Audiotape makers, for example, might lose their jobs to the makers of compact discs, who might lose their jobs to the digital age. When it occurs organically, it’s a beautiful process that begets economic progress and benefits the consumer. When forced on businesses and consumers by our government, however, it does far more harm than good. And that’s exactly what’s occurring with the federally mandated incandescent light bulb ban.

In 2007, Congress passed an energy bill that placed stringent efficiency requirements on incandescent bulbs in an attempt to phase them out beginning in 2012 and replace them with more expensive but more energy-efficient bulbs, the most popular being compact fluorescent bulbs (CFLs).

Politicians used a distorted view of creative destruction mixed with global warming concerns to sell the regulation. They said it will create jobs, save consumers money, and reduce greenhouse gas emissions. But what’s really happened?

Politicians, as they typically do, fail to see the unintended consequences of their legislative agendas. When it comes to CFLs, for example, the exposure to mercury vapor is dangerous if the bulbs are broken. Hospitals and medical charities warn that CFL bulbs cause migraines and epilepsy attacks. Other critics also point out that CFLs do not work well in colder temperatures, they emit less heat, and thus will force Americans to use more heat. CFLs do not work well with dimmer switches and the lifespan of the bulb diminishes when turned off and on frequently.

The latest attack on compact fluorescents is jobs. The Washington Post recently ran a story on General Electric having to close its major incandescent factory in Winchester, Va. — a factory that employed 200 people. And the jobs that likely will be replacing those will be in China, where the United States gets much of its CFL bulbs because the process of making CFLs is labor-intensive and labor in China is much cheaper than it is here.

As Rep. Marsha Blackburn, R-Tenn., said, “Washington banned a perfectly good product and fired hardworking Americans based on little more than their own whim and the silly notion that they know better than the American consumer. Now, hundreds more Americans are looking for work while assembly lines in China are churning out fluorescent bulbs for the U.S. market.”

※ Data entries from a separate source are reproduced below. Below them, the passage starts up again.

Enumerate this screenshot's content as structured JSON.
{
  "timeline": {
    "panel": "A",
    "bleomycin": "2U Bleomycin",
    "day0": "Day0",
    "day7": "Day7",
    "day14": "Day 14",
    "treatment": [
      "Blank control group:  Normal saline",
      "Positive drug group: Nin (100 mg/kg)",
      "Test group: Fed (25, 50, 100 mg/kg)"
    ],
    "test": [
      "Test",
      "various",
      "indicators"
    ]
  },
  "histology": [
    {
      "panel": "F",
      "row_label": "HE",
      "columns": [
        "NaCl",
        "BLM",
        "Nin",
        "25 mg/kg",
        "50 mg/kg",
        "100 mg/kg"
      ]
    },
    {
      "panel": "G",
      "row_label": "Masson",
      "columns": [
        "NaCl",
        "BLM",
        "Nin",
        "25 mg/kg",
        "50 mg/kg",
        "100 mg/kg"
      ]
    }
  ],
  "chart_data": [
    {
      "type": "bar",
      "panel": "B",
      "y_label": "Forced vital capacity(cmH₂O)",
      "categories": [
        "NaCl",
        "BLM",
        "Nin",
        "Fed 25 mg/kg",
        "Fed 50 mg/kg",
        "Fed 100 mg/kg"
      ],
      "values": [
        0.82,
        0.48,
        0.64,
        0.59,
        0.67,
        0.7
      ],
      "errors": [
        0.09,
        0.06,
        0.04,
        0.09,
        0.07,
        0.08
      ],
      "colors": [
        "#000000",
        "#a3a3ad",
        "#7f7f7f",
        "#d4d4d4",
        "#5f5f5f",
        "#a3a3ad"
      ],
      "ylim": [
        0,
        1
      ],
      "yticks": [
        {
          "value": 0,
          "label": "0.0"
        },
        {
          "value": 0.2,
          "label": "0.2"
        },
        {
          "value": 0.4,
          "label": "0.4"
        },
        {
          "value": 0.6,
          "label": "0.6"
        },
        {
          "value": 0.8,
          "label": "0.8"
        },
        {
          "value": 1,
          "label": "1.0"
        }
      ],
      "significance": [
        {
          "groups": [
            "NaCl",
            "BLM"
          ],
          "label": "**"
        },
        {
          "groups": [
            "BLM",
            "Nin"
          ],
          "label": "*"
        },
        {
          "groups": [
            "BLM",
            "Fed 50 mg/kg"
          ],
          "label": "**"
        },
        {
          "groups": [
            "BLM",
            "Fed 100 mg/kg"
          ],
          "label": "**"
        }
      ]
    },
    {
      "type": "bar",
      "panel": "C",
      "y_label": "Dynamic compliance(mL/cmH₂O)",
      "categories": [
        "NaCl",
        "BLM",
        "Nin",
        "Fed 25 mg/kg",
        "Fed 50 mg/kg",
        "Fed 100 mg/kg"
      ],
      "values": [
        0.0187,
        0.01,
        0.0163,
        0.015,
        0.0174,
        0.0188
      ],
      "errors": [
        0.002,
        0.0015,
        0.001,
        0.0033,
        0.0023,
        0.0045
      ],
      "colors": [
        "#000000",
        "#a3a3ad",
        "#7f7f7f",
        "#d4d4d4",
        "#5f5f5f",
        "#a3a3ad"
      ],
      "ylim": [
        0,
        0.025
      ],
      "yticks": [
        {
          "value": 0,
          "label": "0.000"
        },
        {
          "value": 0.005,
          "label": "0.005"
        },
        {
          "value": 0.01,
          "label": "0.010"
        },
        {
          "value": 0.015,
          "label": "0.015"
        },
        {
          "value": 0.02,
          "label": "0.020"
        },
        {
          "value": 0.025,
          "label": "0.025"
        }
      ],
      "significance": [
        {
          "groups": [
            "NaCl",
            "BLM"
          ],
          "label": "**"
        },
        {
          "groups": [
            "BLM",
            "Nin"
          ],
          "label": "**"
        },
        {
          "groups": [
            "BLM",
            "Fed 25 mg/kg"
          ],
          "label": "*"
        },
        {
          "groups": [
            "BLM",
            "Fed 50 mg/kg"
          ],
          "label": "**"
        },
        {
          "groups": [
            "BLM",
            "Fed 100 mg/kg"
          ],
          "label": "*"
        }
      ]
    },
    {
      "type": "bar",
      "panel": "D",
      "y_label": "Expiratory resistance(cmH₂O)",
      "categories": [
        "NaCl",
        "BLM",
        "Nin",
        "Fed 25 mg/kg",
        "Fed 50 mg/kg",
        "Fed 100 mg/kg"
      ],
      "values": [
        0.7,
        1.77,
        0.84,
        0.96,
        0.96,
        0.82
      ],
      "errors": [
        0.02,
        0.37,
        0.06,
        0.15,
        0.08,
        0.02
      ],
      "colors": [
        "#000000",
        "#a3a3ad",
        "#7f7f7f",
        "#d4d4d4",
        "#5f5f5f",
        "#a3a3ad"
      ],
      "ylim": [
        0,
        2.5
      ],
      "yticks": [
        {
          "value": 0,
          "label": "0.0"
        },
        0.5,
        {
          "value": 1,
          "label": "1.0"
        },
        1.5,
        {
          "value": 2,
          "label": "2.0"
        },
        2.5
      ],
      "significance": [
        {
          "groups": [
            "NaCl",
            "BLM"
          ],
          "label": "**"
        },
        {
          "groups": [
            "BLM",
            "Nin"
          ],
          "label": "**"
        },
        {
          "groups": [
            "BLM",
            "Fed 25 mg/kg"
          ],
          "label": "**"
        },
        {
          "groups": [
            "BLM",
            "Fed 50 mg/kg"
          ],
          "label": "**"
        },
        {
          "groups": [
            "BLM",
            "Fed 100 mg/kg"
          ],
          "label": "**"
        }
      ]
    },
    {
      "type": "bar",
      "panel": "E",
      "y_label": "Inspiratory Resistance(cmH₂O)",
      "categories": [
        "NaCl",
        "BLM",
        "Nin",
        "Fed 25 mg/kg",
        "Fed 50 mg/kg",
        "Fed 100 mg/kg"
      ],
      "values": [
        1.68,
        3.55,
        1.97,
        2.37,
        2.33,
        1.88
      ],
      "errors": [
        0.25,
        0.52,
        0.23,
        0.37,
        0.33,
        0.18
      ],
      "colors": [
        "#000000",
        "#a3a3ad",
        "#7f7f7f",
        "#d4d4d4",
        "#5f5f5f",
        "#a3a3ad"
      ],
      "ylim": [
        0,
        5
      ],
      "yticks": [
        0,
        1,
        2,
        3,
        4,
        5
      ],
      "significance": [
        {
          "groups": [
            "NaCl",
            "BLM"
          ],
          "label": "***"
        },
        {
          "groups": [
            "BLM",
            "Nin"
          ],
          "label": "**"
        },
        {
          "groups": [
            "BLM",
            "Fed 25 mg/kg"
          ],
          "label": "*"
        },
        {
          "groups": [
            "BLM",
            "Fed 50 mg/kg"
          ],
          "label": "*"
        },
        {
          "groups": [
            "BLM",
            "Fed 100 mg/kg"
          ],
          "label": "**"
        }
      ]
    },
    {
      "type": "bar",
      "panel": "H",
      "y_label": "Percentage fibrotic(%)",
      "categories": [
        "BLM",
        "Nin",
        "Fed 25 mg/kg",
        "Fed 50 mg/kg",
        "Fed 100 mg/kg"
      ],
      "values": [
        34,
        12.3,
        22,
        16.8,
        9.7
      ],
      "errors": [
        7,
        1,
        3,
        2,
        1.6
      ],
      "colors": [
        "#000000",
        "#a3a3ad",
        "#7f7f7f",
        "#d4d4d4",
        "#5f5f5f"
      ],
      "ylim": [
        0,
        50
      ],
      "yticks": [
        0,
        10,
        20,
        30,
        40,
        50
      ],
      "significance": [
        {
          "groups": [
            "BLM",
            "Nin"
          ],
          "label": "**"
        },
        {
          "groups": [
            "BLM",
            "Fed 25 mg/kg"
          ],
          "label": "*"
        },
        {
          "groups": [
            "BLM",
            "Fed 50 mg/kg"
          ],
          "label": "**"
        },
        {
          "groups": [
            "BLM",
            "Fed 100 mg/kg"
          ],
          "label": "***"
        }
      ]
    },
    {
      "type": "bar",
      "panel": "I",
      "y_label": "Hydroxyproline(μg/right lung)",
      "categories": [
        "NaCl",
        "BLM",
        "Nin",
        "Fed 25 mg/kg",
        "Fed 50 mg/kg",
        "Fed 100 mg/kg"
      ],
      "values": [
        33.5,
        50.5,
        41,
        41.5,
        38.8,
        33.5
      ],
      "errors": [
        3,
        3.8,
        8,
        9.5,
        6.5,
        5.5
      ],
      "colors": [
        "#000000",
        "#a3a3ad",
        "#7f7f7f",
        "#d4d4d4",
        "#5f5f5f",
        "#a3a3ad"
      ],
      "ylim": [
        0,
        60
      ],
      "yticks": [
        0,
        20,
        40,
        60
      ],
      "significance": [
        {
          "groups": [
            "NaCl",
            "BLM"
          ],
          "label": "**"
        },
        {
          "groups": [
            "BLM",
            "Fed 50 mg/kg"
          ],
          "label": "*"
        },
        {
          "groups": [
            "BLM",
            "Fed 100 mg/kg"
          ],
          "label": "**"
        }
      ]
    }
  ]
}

To be clear, this is not Schumpeter’s model of creative destruction; it’s economic ignorance. If consumers really wanted to buy fluorescents rather than cheaper incandescent light bulbs, they would purchase them without a government ban. And if China produced those fluorescents, cheap imports mean businesses will find better productive uses for labor in the United States.

While this is likely true with or without a mandate, the difference is that the government’s ban unnecessarily kills jobs. In this case, a mix of special-interest politics and concern that energy use in the United States is producing too much greenhouse gas emissions resulted in a needless regulation and mandates. Rather than an innovation valued in the marketplace, consumers are forced to accept a product they don’t want.

The attack on the incandescent bulb is just one in a laundry list of government regulations and mandates attempting to promote conservation.

Energy efficiency standards for vehicles, appliances and buildings all have unintended consequences that the advocates for the regulations fail to foresee, including increased energy use. In every single case, if consumers want a product, the market is capable of providing it.

On the other hand, when the government picks winners and losers, it reduces the incentive for companies to innovate. It also increases the incentive for companies to lobby the government for special handouts and protections. When the government creates specific mandates and regulations, it purposely narrows the path businesses can take. They are policies that distort normal market forces and encourage government dependence. Other countries have adopted similar incandescent phase-out strategies.

But that isn’t cause for the United States to be a lemming for bad policy.

Nicolas Loris is a researcher in the Roe Institute for Economic Policy Studies at the Heritage Foundation in Washington, D.C.